Bug 1528541

Summary: qemu-img check reports tons of leaked clusters after re-start nfs service to resume writing data in guest
Product: Red Hat Enterprise Linux 7 Reporter: Ping Li <pingl>
Component: qemu-kvm-rhevAssignee: Kevin Wolf <kwolf>
Status: CLOSED ERRATA QA Contact: Tingting Mao <timao>
Severity: low Docs Contact:
Priority: low    
Version: 7.5CC: ailan, areis, chayang, coli, juzhang, michen, mrezanin, ngu, pingl, qzhang, virt-maint, xiagao, yhong
Target Milestone: rc   
Target Release: ---   
Hardware: Unspecified   
OS: Unspecified   
Whiteboard:
Fixed In Version: qemu-kvm-rhev-2.12.0-7.el7 Doc Type: If docs needed, set a value
Doc Text:
Story Points: ---
Clone Of: Environment:
Last Closed: 2018-11-01 11:04:00 UTC Type: Bug
Regression: --- Mount Type: ---
Documentation: --- CRM:
Verified Versions: Category: ---
oVirt Team: --- RHEL 7.3 requirements from Atomic Host:
Cloudforms Team: --- Target Upstream Version:
Embargoed:

Comment 2 Ping Li 2017-12-22 05:34:06 UTC
The default timeo for mount is 600(60s). If the nfs outage time is less than 60s, qemu will not be paused as "io-error". Then the issue does not exist.

Comment 5 Kevin Wolf 2018-06-28 16:03:56 UTC
This won't be a full solution, but I think the following patch series that I just posted upstream will go a long way towards making this a rarer event.

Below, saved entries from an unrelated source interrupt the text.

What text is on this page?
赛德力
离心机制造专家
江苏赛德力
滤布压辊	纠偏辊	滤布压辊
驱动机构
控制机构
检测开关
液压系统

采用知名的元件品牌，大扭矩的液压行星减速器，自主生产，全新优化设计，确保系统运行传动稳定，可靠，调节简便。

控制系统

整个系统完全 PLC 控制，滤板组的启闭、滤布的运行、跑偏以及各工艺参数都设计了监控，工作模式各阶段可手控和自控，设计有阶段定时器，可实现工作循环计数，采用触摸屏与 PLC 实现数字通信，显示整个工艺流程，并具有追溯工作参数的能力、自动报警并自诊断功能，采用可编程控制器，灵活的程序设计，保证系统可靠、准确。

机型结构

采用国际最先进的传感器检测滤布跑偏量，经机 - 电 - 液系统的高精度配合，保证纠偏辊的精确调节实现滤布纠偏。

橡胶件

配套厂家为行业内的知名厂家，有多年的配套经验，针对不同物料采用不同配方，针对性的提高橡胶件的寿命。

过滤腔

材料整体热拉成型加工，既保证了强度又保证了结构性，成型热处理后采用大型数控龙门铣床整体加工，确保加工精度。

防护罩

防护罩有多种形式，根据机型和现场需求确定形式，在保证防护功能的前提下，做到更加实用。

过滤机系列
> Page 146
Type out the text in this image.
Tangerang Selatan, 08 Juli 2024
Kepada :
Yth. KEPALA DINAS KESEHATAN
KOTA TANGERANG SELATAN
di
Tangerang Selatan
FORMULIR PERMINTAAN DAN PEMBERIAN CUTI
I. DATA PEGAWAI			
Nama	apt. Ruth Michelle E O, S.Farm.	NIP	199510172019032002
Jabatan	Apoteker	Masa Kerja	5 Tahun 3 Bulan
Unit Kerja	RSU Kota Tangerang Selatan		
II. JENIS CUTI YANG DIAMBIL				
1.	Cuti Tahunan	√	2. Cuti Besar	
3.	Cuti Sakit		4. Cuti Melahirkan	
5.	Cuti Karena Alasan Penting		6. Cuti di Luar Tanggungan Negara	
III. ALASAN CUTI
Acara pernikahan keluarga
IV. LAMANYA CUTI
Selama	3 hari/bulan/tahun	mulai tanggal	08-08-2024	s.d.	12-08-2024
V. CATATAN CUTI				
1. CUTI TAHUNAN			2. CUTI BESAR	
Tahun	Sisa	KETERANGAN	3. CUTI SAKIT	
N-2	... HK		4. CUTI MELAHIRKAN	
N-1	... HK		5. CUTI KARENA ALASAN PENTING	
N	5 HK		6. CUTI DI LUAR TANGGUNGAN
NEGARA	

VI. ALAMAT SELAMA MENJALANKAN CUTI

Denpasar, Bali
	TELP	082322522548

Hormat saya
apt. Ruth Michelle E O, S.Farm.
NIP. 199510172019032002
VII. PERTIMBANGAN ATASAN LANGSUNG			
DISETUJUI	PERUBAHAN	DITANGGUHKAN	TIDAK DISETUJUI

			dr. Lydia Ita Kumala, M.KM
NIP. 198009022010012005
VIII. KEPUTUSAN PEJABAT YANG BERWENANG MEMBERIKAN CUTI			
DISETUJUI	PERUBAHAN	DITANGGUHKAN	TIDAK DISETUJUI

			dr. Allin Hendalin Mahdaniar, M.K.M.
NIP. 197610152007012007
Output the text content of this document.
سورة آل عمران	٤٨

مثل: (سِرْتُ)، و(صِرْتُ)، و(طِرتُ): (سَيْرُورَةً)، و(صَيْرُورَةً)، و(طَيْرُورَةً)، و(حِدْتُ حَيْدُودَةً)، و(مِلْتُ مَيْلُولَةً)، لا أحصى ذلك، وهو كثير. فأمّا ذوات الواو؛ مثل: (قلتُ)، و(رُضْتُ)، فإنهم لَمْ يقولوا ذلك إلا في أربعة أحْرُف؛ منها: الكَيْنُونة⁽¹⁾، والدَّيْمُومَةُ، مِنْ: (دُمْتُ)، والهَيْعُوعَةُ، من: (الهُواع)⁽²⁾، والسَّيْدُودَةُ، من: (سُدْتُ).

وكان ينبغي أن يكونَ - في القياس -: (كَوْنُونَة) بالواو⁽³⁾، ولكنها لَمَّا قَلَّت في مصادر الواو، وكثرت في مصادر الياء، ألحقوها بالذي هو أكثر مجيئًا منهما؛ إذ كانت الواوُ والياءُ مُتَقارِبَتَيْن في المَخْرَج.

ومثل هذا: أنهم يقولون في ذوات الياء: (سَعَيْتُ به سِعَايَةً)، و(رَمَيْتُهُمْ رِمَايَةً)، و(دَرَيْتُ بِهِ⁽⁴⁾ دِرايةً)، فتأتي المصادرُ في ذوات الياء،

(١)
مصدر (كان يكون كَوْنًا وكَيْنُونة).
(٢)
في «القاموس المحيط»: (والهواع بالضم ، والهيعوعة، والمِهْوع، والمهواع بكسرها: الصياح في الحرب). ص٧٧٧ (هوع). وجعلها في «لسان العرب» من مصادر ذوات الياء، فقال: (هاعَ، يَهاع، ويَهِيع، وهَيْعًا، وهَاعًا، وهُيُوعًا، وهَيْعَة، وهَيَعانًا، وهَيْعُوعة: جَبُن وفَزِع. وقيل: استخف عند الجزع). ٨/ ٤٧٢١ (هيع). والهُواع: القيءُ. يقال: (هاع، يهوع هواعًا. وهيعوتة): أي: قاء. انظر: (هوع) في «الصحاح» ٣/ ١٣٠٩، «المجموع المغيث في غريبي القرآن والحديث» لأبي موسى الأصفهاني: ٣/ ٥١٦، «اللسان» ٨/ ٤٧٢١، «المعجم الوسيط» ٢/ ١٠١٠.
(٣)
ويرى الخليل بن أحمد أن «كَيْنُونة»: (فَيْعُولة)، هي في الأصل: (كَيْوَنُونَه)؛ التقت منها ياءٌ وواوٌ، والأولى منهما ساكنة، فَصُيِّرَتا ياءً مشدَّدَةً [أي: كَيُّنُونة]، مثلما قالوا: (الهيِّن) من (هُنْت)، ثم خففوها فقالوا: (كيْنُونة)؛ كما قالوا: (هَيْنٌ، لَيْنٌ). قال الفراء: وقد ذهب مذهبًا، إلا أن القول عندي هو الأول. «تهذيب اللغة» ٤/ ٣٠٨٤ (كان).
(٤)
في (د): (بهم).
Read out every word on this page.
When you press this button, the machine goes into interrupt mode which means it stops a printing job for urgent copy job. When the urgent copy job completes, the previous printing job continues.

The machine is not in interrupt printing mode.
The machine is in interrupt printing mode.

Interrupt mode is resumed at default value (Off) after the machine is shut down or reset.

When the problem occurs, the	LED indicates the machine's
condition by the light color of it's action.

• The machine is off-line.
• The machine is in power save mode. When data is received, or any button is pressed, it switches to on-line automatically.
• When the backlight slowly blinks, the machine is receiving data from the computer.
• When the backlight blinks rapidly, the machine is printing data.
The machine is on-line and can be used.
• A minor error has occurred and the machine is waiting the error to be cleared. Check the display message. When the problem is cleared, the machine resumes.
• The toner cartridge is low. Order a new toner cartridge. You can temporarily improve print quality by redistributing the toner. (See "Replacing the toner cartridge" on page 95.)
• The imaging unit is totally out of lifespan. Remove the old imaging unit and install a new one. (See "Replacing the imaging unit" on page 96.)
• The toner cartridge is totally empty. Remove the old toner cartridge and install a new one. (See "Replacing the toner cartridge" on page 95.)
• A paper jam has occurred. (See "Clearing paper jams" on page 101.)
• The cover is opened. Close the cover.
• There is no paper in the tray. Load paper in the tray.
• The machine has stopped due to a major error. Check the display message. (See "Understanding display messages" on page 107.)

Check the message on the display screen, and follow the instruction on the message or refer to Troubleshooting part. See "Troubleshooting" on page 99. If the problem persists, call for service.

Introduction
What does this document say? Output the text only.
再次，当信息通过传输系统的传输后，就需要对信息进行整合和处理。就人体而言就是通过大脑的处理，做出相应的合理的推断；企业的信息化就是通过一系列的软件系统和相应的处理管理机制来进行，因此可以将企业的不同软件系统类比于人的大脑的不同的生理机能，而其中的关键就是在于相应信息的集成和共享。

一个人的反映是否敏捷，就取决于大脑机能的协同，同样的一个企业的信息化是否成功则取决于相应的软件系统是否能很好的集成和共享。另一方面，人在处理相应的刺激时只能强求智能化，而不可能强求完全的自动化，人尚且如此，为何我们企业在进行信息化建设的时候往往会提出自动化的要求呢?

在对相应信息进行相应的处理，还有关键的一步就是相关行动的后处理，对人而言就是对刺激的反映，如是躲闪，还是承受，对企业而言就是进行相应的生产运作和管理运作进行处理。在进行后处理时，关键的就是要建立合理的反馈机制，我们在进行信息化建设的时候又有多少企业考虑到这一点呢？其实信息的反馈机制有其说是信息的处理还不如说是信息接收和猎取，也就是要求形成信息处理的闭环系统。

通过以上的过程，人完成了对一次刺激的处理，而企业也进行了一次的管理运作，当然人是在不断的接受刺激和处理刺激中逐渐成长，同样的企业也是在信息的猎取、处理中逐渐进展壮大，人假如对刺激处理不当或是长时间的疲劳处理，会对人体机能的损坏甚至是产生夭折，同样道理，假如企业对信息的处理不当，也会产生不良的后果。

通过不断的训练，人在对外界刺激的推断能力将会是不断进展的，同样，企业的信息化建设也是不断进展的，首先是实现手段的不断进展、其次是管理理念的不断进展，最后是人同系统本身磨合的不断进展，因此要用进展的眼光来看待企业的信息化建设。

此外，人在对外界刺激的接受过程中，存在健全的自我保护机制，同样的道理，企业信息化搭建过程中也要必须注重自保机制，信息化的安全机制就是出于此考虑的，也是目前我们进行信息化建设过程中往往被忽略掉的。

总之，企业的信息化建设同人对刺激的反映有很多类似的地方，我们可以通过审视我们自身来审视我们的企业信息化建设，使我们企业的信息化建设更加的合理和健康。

[PATCH 0/3] qcow2: Fix cluster leaks on write error
https://lists.gnu.org/archive/html/qemu-block/2018-06/msg01339.html

Comment 7 Miroslav Rezanina 2018-07-04 08:19:23 UTC
Fix included in qemu-kvm-rhev-2.12.0-7.el7

Comment 9 Jeff Nelson 2018-07-10 21:55:35 UTC
*** Bug 1302929 has been marked as a duplicate of this bug. ***

Comment 10 Tingting Mao 2018-07-11 06:14:56 UTC
Verify this issue like below.

Tested packages:
qemu-kvm-rhev-2.12.0-7.el7
kernel-3.10.0-918.el7

Steps:
1. Use soft mode to mount a nfs server to local directory
# mount -t nfs -o soft 10.73.224.153:/home/nfs /home/share/

2. Copy the installed base file to /home/share/, then boot a vm from base file
/usr/libexec/qemu-kvm \
        -name 'guest-rhel7.5' \
        -machine pc \
        -nodefaults \
        -vga qxl \
        -device virtio-scsi-pci,id=virtio_scsi_pci0,bus=pci.0,addr=0x8 \
        -drive id=drive_image1,if=none,snapshot=off,aio=threads,cache=unsafe,format=qcow2,file=/home/share/base.qcow2 \
        -device scsi-hd,id=image1,drive=drive_image1,bootindex=0 \
        -vnc :0 \
        -monitor stdio \
        -m 8192 \
        -smp 8 \
        -device virtio-net-pci,mac=9a:b5:b6:b1:b5:b3,id=idMmq1jH,vectors=4,netdev=idxgXAlm,bus=pci.0,addr=0x9  \
        -netdev tap,id=idxgXAlm \

3. Do write opration through dd command in the guest
#dd if=/dev/urandom of=/home/ftest bs=1M count=4096

4. Make nfs outage for a short period
#service nfs stop
#service nfs start

5. Shutdown the guest after dd process finished(if added "rerror=stop,werror=stop", resume the vm first)

6. Check the image
# qemu-img check /home/share/base.qcow2
No errors were found on the image.
93509/327680 = 28.54% allocated, 14.95% fragmented, 0.00% compressed clusters
Image end offset: 6129844224

The result is also correct when adding "rerror=stop,werror=stop" options for qemu-kvm command line to boot base file.

So set the bug as verified.

Comment 11 errata-xmlrpc 2018-11-01 11:04:00 UTC
Since the problem described in this bug report should be
resolved in a recent advisory, it has been closed with a
resolution of ERRATA.

For information on the advisory, and where to find the updated
files, follow the link below.

If the solution does not work for you, open a new bug report.

https://access.redhat.com/errata/RHBA-2018:3443